The Manchester encoder interacts with the DAC to transmit positive and negative amplitude signals, with respect to a positive common mode voltage, to create the Manchester encoded analog outputs at 31.25 kHz baud. A binary 0 is represented by a low-to-high transition and a binary 1 is represented by a high-to-low transition.

In both UART and SPI interfaced device, the encoder is activated any time there is data available in the transmit FIFO and the decoder is not receiving data. In order to prevent FIFO buffer overflow, for UART mode the CD pin acts as an interrupt to indicate when the FIFO level has exceed a programmed threshold in the packet initiation code.
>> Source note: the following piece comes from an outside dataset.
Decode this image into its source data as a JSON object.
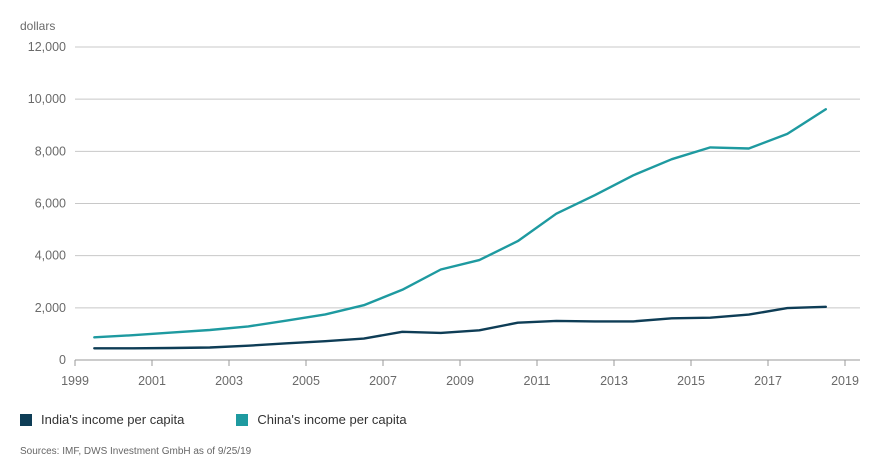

In SPI mode the transmit FIFO threshold programmed in the FIFO LEVEL SET register can trigger an interrupt on the IRQ pin. Once the IRQ interrupts is triggered, the MODEM STATUS register can then be read to determine the source of the interrupt, which includes a bit for the FIFO level in DB4. More details are explained in the respective Device Functional Modes sections.